When a kernel is tainted, it is marked with one or more flags that indicate non-standard conditions or potential compromises. Understanding these flags is crucial for developers and system administrators in diagnosing and troubleshooting kernel issues, as well as identifying possible security breaches.

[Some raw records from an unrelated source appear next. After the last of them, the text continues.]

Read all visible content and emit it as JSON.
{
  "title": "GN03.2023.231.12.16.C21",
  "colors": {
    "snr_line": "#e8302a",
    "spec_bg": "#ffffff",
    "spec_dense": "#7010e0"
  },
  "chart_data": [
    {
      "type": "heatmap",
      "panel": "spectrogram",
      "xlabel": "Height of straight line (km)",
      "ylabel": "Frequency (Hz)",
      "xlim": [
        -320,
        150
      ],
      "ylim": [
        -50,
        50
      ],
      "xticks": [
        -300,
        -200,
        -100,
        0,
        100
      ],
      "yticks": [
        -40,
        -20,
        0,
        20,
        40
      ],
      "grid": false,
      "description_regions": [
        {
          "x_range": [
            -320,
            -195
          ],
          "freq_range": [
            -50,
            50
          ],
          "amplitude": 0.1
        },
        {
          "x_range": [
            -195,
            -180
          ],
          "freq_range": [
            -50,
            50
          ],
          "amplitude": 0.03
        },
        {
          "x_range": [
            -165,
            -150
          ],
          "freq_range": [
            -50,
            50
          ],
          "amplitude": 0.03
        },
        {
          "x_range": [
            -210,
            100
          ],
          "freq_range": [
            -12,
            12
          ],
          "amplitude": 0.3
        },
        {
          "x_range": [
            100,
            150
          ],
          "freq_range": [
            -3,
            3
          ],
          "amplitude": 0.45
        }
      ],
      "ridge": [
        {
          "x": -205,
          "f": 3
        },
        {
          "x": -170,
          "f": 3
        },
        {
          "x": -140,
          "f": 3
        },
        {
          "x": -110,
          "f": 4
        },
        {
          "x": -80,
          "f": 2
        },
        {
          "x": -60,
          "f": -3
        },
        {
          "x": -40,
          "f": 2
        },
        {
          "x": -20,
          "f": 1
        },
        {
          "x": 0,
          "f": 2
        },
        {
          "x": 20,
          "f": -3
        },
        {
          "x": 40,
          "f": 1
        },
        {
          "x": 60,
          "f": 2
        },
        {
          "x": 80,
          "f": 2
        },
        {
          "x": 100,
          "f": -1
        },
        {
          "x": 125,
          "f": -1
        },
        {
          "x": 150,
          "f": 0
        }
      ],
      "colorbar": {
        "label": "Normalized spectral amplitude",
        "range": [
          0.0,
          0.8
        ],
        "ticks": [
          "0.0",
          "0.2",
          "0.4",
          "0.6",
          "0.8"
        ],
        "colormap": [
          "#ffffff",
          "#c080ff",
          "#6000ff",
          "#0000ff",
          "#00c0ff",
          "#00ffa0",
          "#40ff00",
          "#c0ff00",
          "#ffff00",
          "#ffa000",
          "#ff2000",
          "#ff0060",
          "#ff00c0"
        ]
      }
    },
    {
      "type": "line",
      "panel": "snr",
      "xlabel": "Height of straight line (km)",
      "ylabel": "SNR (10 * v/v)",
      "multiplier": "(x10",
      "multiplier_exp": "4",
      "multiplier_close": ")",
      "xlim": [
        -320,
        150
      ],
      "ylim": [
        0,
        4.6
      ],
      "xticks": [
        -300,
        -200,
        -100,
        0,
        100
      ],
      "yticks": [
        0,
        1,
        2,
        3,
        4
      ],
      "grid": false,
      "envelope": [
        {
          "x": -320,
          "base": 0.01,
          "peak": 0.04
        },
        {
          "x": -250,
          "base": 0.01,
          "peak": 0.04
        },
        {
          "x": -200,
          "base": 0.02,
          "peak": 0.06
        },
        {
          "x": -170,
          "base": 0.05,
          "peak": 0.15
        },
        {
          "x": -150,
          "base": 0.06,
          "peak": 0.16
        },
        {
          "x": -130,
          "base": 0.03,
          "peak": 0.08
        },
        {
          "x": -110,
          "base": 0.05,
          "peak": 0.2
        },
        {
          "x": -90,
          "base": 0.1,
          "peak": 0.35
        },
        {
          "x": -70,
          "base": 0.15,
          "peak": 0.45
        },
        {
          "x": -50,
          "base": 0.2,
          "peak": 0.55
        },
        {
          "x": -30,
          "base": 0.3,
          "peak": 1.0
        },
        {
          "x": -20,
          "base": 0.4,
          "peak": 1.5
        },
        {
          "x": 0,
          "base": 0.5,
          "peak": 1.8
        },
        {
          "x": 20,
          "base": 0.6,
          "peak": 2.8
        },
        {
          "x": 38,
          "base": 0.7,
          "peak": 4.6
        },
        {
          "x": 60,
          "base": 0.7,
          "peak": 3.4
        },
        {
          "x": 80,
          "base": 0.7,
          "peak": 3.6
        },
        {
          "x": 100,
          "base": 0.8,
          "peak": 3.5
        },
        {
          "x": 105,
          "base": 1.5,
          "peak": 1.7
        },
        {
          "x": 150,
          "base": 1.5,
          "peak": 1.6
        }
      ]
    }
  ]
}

As we showed in the last section, tracing back from which location a kernel module was loaded is tricky (to impossible?). As security analyst, we must reside on different artefacts, like the .bash_history of the root user for executed commands (think of insmod), searching the file system for kernel files (with the ending .ko) or if it should be really your lucky day, auditing is enabled.